O que isso significa

O ecossistema Anthropic está se aprofundando de forma significativa. A v2.1.200 do Claude Code não se resume a uma mudança de nome: oficializar “Manual” como modo padrão consolida uma filosofia de controle explícito à medida que os agentes ganham autonomia. A correção simultânea de cinco falhas do daemon mostra que a confiabilidade dos fluxos de trabalho não supervisionados (pipelines noturnos, CI) tornou-se uma prioridade de primeira ordem. A expansão dos Artifacts para os planos Pro/Max e a multiplicação por 5 dos rate limits da API completam esse quadro ao reduzir as barreiras de acesso para desenvolvedores individuais e equipes pequenas. O hackathon de Life Sciences com o Gladstone Institute, por sua vez, sinaliza que o Claude Science busca validação em campo em um domínio de alta exigência regulatória.

A onda open source está mudando de escala. O número da Together AI — 30 % dos tokens de IA consumidos em modelos open source contra 10 % há um ano — não é uma estatística de nicho: é um sinal de mudança estrutural. A análise GLM 5.2 / DeepSWE a materializa de forma concreta: um modelo open source bem posicionado pode cobrir 80 % dos casos de uso de um modelo proprietário frontier por um quinto do custo. HydraHead acrescenta uma dimensão arquitetural a essa dinâmica — laboratórios como a Tongyi buscam estender o contexto útil (512K tokens, +69 % NIAH) sem o custo quadrático da Full Attention, o que amplia ainda mais o espectro de tarefas acessíveis aos modelos abertos. O ZCode fecha o ciclo ao fornecer ao GLM-5.2 uma ferramenta de IDE comparável à dos modelos proprietários.

A governança enterprise do Copilot está se tornando mais densa. O streaming de sessões para os SIEM e a autenticação sem PAT no GitHub Actions convergem para o mesmo objetivo: tornar o Copilot auditável e operável sem violar as políticas de segurança corporativa.

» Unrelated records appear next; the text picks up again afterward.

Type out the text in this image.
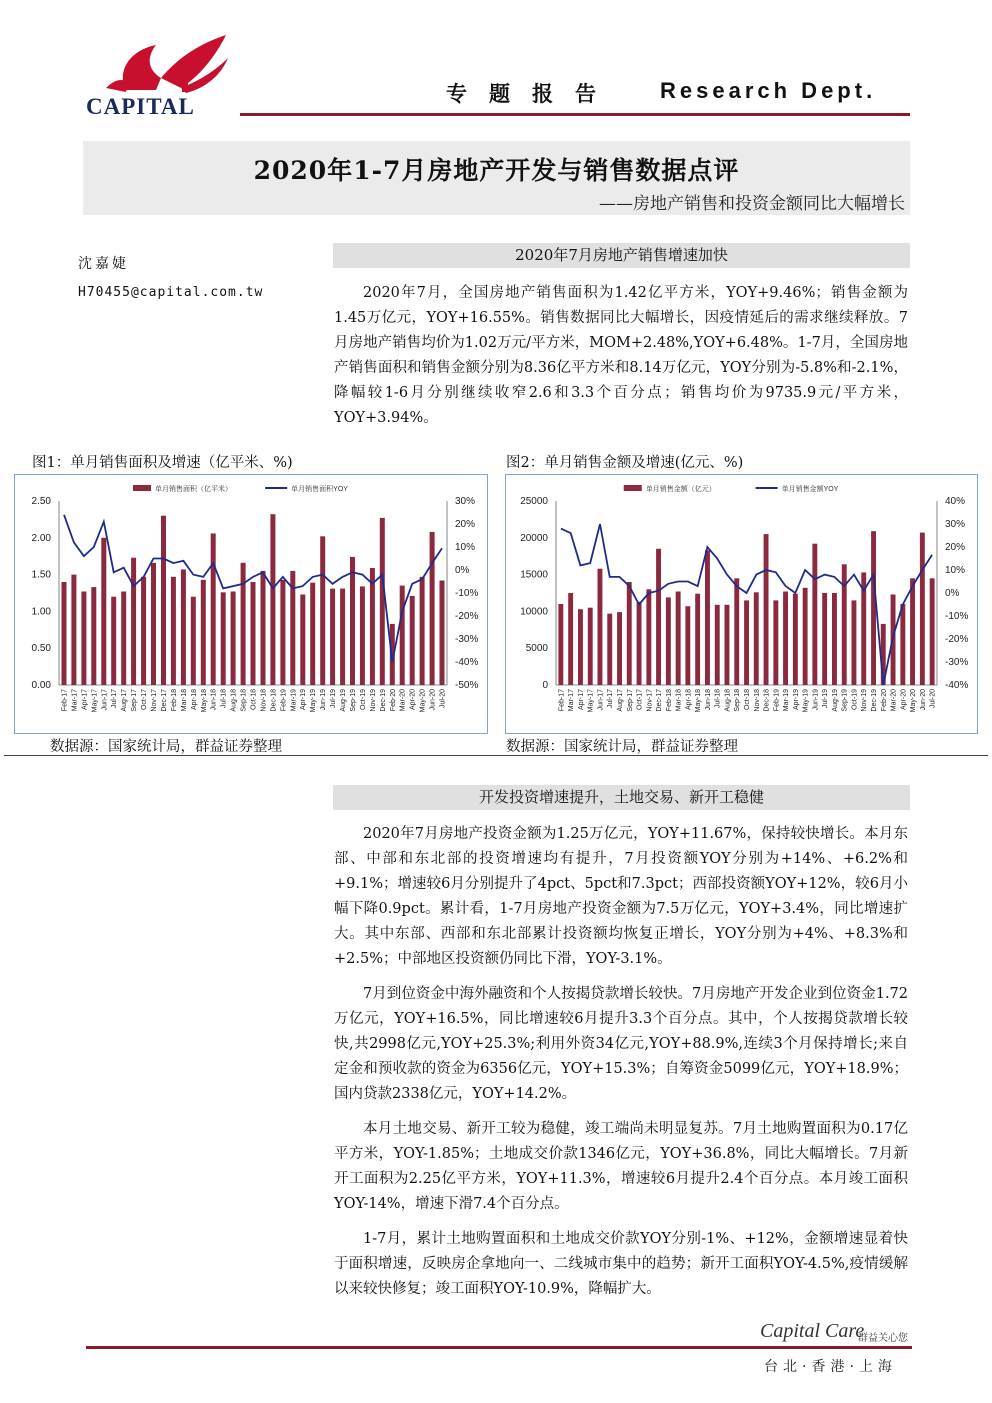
CAPITAL	专题报告 Research Dept.
2020年1-7月房地产开发与销售数据点评
——房地产销售和投资金额同比大幅增长
沈嘉婕
H70455@capital.com.tw
2020年7月房地产销售增速加快

2020年7月，全国房地产销售面积为1.42亿平方米，YOY+9.46%；销售金额为1.45万亿元，YOY+16.55%。销售数据同比大幅增长，因疫情延后的需求继续释放。7月房地产销售均价为1.02万元/平方米，MOM+2.48%,YOY+6.48%。1-7月，全国房地产销售面积和销售金额分别为8.36亿平方米和8.14万亿元，YOY分别为-5.8%和-2.1%，降幅较1-6月分别继续收窄2.6和3.3个百分点；销售均价为9735.9元/平方米，YOY+3.94%。

图1：单月销售面积及增速（亿平米、%)	图2：单月销售金额及增速(亿元、%)
单月销售面积（亿平米）	单月销售面积YOY
0.00
0.50
1.00
1.50
2.00
2.50	30%
20%
10%
0%
-10%
-20%
-30%
-40%
-50%
Feb-17 Mar-17 Apr-17 May-17 Jun-17 Jul-17 Aug-17 Sep-17 Oct-17 Nov-17 Dec-17 Feb-18 Mar-18 Apr-18 May-18 Jun-18 Jul-18 Aug-18 Sep-18 Oct-18 Nov-18 Dec-18 Feb-19 Mar-19 Apr-19 May-19 Jun-19 Jul-19 Aug-19 Sep-19 Oct-19 Nov-19 Dec-19 Feb-20 Mar-20 Apr-20 May-20 Jun-20 Jul-20
单月销售金额（亿元）	单月销售金额YOY
0
5000
10000
15000
20000
25000	40%
30%
20%
10%
0%
-10%
-20%
-30%
-40%
Feb-17 Mar-17 Apr-17 May-17 Jun-17 Jul-17 Aug-17 Sep-17 Oct-17 Nov-17 Dec-17 Feb-18 Mar-18 Apr-18 May-18 Jun-18 Jul-18 Aug-18 Sep-18 Oct-18 Nov-18 Dec-18 Feb-19 Mar-19 Apr-19 May-19 Jun-19 Jul-19 Aug-19 Sep-19 Oct-19 Nov-19 Dec-19 Feb-20 Mar-20 Apr-20 May-20 Jun-20 Jul-20
数据源：国家统计局，群益证券整理	数据源：国家统计局，群益证券整理
开发投资增速提升，土地交易、新开工稳健

2020年7月房地产投资金额为1.25万亿元，YOY+11.67%，保持较快增长。本月东部、中部和东北部的投资增速均有提升，7月投资额YOY分别为+14%、+6.2%和+9.1%；增速较6月分别提升了4pct、5pct和7.3pct；西部投资额YOY+12%，较6月小幅下降0.9pct。累计看，1-7月房地产投资金额为7.5万亿元，YOY+3.4%，同比增速扩大。其中东部、西部和东北部累计投资额均恢复正增长，YOY分别为+4%、+8.3%和+2.5%；中部地区投资额仍同比下滑，YOY-3.1%。

7月到位资金中海外融资和个人按揭贷款增长较快。7月房地产开发企业到位资金1.72万亿元，YOY+16.5%，同比增速较6月提升3.3个百分点。其中，个人按揭贷款增长较快,共2998亿元,YOY+25.3%;利用外资34亿元,YOY+88.9%,连续3个月保持增长;来自定金和预收款的资金为6356亿元，YOY+15.3%；自筹资金5099亿元，YOY+18.9%；国内贷款2338亿元，YOY+14.2%。

本月土地交易、新开工较为稳健，竣工端尚未明显复苏。7月土地购置面积为0.17亿平方米，YOY-1.85%；土地成交价款1346亿元，YOY+36.8%，同比大幅增长。7月新开工面积为2.25亿平方米，YOY+11.3%，增速较6月提升2.4个百分点。本月竣工面积YOY-14%，增速下滑7.4个百分点。

1-7月，累计土地购置面积和土地成交价款YOY分别-1%、+12%，金额增速显着快于面积增速，反映房企拿地向一、二线城市集中的趋势；新开工面积YOY-4.5%,疫情缓解以来较快修复；竣工面积YOY-10.9%，降幅扩大。

Capital Care
群益关心您
台北·香港·上海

Para equipes sujeitas a exigências de conformidade SOC 2, ISO 27001 ou regulações setoriais, são dois obstáculos operacionais que desaparecem ao mesmo tempo. A descontinuação do Gemini 2.5 Pro e 3 Flash ilustra, em paralelo, que o GitHub mantém pressão de modernização sobre o catálogo de modelos do Copilot — administradores que não anteciparem essas transições correm o risco de interrupções de serviço em 31 de julho.

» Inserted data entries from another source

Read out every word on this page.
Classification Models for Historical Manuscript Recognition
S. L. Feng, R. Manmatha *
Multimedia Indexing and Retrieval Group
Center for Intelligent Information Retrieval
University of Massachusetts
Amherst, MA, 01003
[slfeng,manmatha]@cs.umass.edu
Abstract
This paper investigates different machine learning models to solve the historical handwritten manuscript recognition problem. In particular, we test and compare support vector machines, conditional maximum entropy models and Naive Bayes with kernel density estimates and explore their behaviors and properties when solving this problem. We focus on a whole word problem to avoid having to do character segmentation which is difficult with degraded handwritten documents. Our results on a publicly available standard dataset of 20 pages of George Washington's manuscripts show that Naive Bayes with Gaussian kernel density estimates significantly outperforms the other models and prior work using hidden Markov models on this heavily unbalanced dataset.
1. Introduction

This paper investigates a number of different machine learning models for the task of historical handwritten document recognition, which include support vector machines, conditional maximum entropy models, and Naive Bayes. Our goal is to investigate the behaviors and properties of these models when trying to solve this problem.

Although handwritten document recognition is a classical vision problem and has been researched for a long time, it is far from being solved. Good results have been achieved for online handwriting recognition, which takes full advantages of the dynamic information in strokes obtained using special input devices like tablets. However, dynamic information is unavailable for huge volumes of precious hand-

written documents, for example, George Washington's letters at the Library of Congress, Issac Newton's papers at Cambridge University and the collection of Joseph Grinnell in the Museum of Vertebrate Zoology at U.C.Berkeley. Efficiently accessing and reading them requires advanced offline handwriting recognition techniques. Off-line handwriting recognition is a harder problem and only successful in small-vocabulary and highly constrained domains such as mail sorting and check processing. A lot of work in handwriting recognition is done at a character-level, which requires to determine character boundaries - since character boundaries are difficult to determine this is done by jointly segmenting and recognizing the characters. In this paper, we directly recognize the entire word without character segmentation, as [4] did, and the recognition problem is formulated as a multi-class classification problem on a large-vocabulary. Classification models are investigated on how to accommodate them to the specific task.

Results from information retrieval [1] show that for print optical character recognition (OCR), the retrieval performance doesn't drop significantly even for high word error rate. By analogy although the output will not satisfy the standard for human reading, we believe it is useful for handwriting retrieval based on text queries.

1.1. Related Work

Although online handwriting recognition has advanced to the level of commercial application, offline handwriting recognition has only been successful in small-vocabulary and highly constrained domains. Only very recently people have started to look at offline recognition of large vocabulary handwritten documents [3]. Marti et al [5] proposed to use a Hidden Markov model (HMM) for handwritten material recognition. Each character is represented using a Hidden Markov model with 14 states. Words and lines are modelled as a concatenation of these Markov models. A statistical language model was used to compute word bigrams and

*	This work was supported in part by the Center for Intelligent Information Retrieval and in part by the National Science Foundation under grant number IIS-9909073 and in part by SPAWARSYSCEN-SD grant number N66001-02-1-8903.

Agentes de mídia generativa: da geração à orquestração. Os Agent Skills do Runway e o Dev Playground da BFL traçam duas trajetórias complementares: o Runway sobe em abstração (criar uma campanha completa a partir de um /), enquanto a BFL desce no detalhe técnico (comparar qualidade, latência e custo por modelo no nível da API). Essas duas abordagens refletem uma maturidade crescente do mercado, em que os usuários de mídia generativa se dividem entre os que querem o resultado sem fricção e os que otimizam o pipeline de produção.